Von Bernd Grossmann
Auf dem Rückweg aus dem Ruhrgebiet ließen sich die Handballer des VfS Warstein ihren 29:28-Sieg über den ASC 09 Dortmund gut schmecken: Trainer Michael Schorlemer spendierte eine Runde Frikadellen an die Fahrgäste im Fanbus, Physiotherapeutin Barbara Schorlemer einen Kasten Bier, Vizevorsitzender und Catering-Chef Andreas Kückmann eine Ladung „Schinkenkracher“.Eigentlich sprach wenig dafür, dass der VfS Warstein nach dem 9. Spieltag der Landesliga Punkte an Bord haben würde. Schließlich fehlten der jungen Mannschaft mit Philipp Schmidt und Tobias Nagel, der beim Aufwärmen signalisierte, dass seine Rippenprellung zu schwerwiegend für einen Einsatz sei, zwei Routiniers. So mussten ausgerechnet beim daheim verlustpunktfreien, für seine aggressive Deckung bekannten Titelanwärter ASC Dortmund die in solchen Spitzenspielen unerfahrenen Youngster des VfS Farbe bekennen. Dass die Mittwoch-Trainingseinheit wie vor dem Werdohl-Spiel, als es eine 23:30-Niederlage setzte, ausfiel, erwies sich jedoch keineswegs als Manko.

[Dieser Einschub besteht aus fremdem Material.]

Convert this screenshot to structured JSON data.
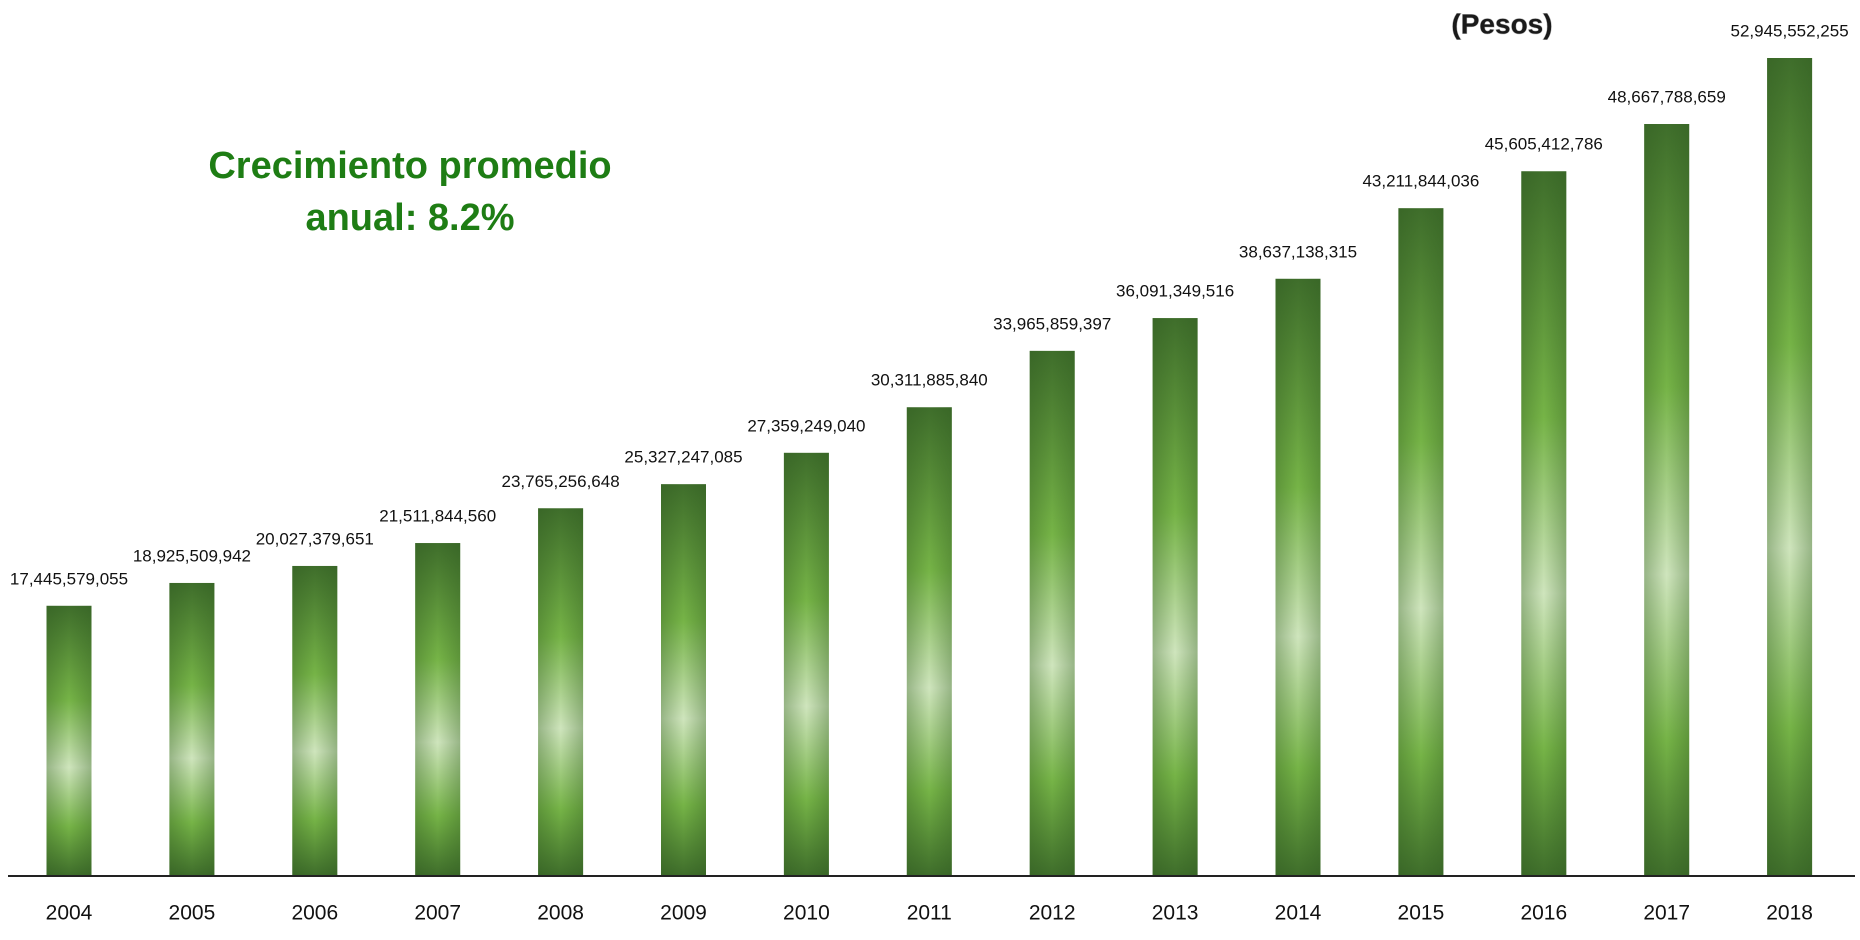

„Die Mannschaft hat genau die richtigen Lehren aus dem Spiel gegen Werdohl gezogen, als sie 45 Minuten lang gegenhielt, dann aber kämpferisch deutlich abbaute. Diesmal hat die Körpersprache von Beginn an gestimmt, haben wir zu keiner Minute nachgelassen“, kommentierte Coach Michael Schorlemer mit hörbarem Stolz in der Stimme den spektakulären 29:28-Erfolg.
Gepuscht durch die Glanztaten von Michael Hölter, der die Bälle magisch anzuziehen schien, lieferte der VfS leidenschaftliche Abwehrarbeit ab, die auf der Auswechselbank regelmäßig lautstark gefeiert wurde. Dadurch sahen sich die schnell und flüssig kombinierenden, also keineswegs enttäuschenden Dortmunder oft zu schwierigen Würfen gezwungen.
„Jungs, die ich schon in C-Jugend betreut habe“
Und im eigenen Angriff war auf die Rückraumknaller von Ristovic Verlass, der mit Präzision auch unter Bedrängung seine Würfe abfeuerte und so die fehlenden Feldtore des dauerhaft bewachten sonstigen Hauptschützen Lars Schorlemer kompensierte. Dass die Hausherren zur Pause nicht deutlicher als mit 14:15 zurücklagen, lag an ihrer Fähigkeit, bei Ballgewinnen pfeilschnell zu kontern. Zudem versäumte Warstein, bei eigener 6:3-Überzahl und 10:7-Führung ein größeres Polster herauszuwerfen.
„Zum Glück haben es uns die Dortmunder nachgemacht“, verwies Schorlemer auf die Endphase, als der ASC plötzlich mit sechs Feldspielern nur drei Warsteinern gegenüberstand. „Das waren alles Jungs, die ich schon in der C-Jugend betreut habe“, schilderte Schorlemer, der die Kaltschnäuzigkeit seiner Schützlinge in dieser kritischen Phase lobte: „Da wurde kein Ball einfach verloren gegeben. Wir haben den Gegner so richtig nervös und hektisch gemacht.“
Da auch Joker Thorsten Grunwald stach, er mit seinem einzigen Torwurf das enorm wichtige 27:28 erzielte, mussten die Hausherren rasch abschließen, fanden aber jeweils ihren Meister in Hölter, dem auf der fröhlichen Heimreise die meisten Glückwünsche galten.
Eilig hatten es nur Lars Schorlemer (zurück nach Karlsruhe) und Grunwald, der für zwei Wochen nach Peking muss, also in den beiden durch den eigenen Sieg wieder attraktiv gewordenen letzten Partien gegen den entthronten Spitzenreiter Schwelm und in Schwerte fehlen wird. „Dafür wird uns Jonas Bittern aushelfen“, hat sich Schorlemer aber bereits der Unterstützung des Münsteraner Studenten versichert.
So könnte sich der Trainerwunsch, mit nur geringem Abstand zur Spitze ins neue Jahr zu gehen, noch erfüllen.